И мы внимательно слушали, а на столе нас ожидали немудреные местные разносолы: индейка, окорок, оленина, картошка, пироги, соленья. «Микстура от кашля» тоже была уже приготовлена, а для тех, кто не хотел крепкого – «чай», для совсем же непьющих был заготовлен компот из персиков.
Когда Норман закончил главу, все неловко переглянулись – вроде как маловато оказалось торжественности, глава короткая, надо бы еще. Но рождественские службы у всех разные ведь, что бы такое придумать…
- «Чу, ангелы-герольды поют…» все знают? – спросил Норман. Этот рождественский гимн был старинный, и знали его все, даже я, потому что это была одна из тех песен, что пелись нами на пути к Форт-Смиту.
Мы спели и сели за стол.
Все оживленно заговорили, как будто до того никакой возможности говорить не было.

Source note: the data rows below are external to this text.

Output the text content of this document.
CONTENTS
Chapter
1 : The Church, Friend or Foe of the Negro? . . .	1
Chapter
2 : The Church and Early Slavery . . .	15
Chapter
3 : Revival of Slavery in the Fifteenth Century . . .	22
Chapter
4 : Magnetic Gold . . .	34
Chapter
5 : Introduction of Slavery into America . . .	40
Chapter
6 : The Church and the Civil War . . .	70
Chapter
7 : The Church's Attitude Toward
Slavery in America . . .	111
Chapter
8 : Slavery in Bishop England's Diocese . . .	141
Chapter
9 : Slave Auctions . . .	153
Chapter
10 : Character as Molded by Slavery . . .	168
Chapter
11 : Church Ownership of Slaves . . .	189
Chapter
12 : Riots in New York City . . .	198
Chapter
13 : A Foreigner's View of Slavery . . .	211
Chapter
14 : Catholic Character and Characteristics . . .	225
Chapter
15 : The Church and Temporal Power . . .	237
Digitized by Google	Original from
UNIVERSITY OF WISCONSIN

Вот так и дальше пошло: выпьем-закусим-выпьем-споем… ну, теперь уже никто внимания не обращал, знают ли все песню, не знают. Кто знал, те подхватывали, кто не знал, продолжал закусывать. Сначала пели исключительно благочестиво-рождественское. Тут к изумлению моему выяснилось, что песня «Звенят колокольчики», которая в 21 веке ну прямо-таки неразрывно связана с рождеством, на самом деле рождественской песней не является.

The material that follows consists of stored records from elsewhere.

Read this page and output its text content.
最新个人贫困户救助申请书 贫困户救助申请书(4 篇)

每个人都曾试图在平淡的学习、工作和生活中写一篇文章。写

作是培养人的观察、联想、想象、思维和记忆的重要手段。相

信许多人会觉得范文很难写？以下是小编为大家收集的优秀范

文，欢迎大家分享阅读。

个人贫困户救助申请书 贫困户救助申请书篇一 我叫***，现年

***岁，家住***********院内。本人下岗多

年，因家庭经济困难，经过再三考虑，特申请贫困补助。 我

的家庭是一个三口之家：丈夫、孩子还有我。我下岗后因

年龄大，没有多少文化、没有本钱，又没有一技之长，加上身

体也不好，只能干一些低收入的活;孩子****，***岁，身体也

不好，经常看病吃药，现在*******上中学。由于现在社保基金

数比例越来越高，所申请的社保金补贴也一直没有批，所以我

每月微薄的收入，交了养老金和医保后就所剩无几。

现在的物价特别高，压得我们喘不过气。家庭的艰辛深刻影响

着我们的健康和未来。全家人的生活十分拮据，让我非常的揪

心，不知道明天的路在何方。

Более того, миссис де Туар даже настаивала, чтобы ее не пели в присутствии детей, потому что эта песня хоть и не была непристойной, все же была слишком фривольной. «Вот дети уйдут спать, тогда и пойте», - сказала миссис де Туар. Да пожалуйста, согласились все, потому что подходящих песен и кроме «Колокольчиков» пока хватало. Даже на индейском языке нашелся рождественский гимн – Дуглас с Бивером спели, как пели у них в школьном хоре: сначала куплет на гуронском, потом куплет по-французски, а потом снова на гуронском, и снова по-французски:
Ehstehn yayau deh tsaun we yisus ahattonnia
O na wateh wado:kwi nonnwa 'ndasqua entai
ehnau sherskwa trivota nonnwa 'ndi yaun rashata
Iesus Ahattonnia, Ahattonnia, Iesus Ahattonnia.
Ayoki onki hm-ashe eran yayeh raunnaun
yauntaun kanntatya hm-deh 'ndyaun sehnsatoa ronnyaun
Waria hnawakweh tond Yosehf sataunn haronnyaun
Iesus Ahattonnia, Ahattonnia, Iesus Ahattonnia.
Крепитесь вы, люди, Иисус родился!
И вот убежал дух, поработивший нас,
не слушайте его, ведь он смущает наши умы!
Иисус родился, родился, Иисус родился!
Духи, несущие нам послание, небесный народ,
идут сказать: будьте на вершине жизни!
Мария родила, так возрадуйтесь!
Иисус родился, родился, Иисус родился!..
И с такими умиленными мордами эти рослые парни выпевали свое «аттонья», что в моем затуманенном «микстурой» мозгу зародилась мысль научить их петь «В лесу родилась елочка»: наверняка у них получится истинно-детсадовская серьезность исполнения этой песенки, которой мы лишаемся, переступив школьный порог.
- А вы что, в одной школе учились? – спросил я, когда они, допев, потянулись к стаканам.
-Угу, - кивнул Дуглас.
- У нас в Ноламоме школа старинная, миссионерская, еще с колониальных времен, - объяснил Бивер. – Всех учат: и белых, и красных, и черных. Лучшая школа на пять округов вокруг. А может, и на шесть.
Дуглас кивнул:
- Не во всяком восточном колледже такое образование дают, как в нашей сельской школе.
- Так ты что – миссионер? – спросил я.
- Да нет, какой из меня миссионер… - Дуглас отхлебнул «микстуры» и присоединился к распевающим очередной гимн, а Бивер, который пробавлялся компотиком, но веселел на глазах, начал учить окружающих его детишек орать боевой индейский клич. Сначала они орали его шепотом, а потом взрослые погнали разошедшуюся малышню из-за стола, и боевые кличи зазвучали во всю глотку – то со второго этажа, а то с улицы. В детских шевелюрах стали появляться перья, и я сначала никак не мог понять, откуда они их берут, а потом догадался, что они добрались до запаса гусиных перьев в нашем канцелярском шкафчике. Потом в дело пошла боевая раскраска – сначала просто из сажи, а потом Дуглас со смешком сбегал за своим запасом косметики и детские лица украсили полосы кармина, белил и берлинской лазури. Бивер, воровато оглядываясь, сооружал Шейну Келли «ирокез», фиксируя его персиковым джемом, выдавленным из пирожка. Как этих вождей краснокожих будут завтра отмывать – не представляю.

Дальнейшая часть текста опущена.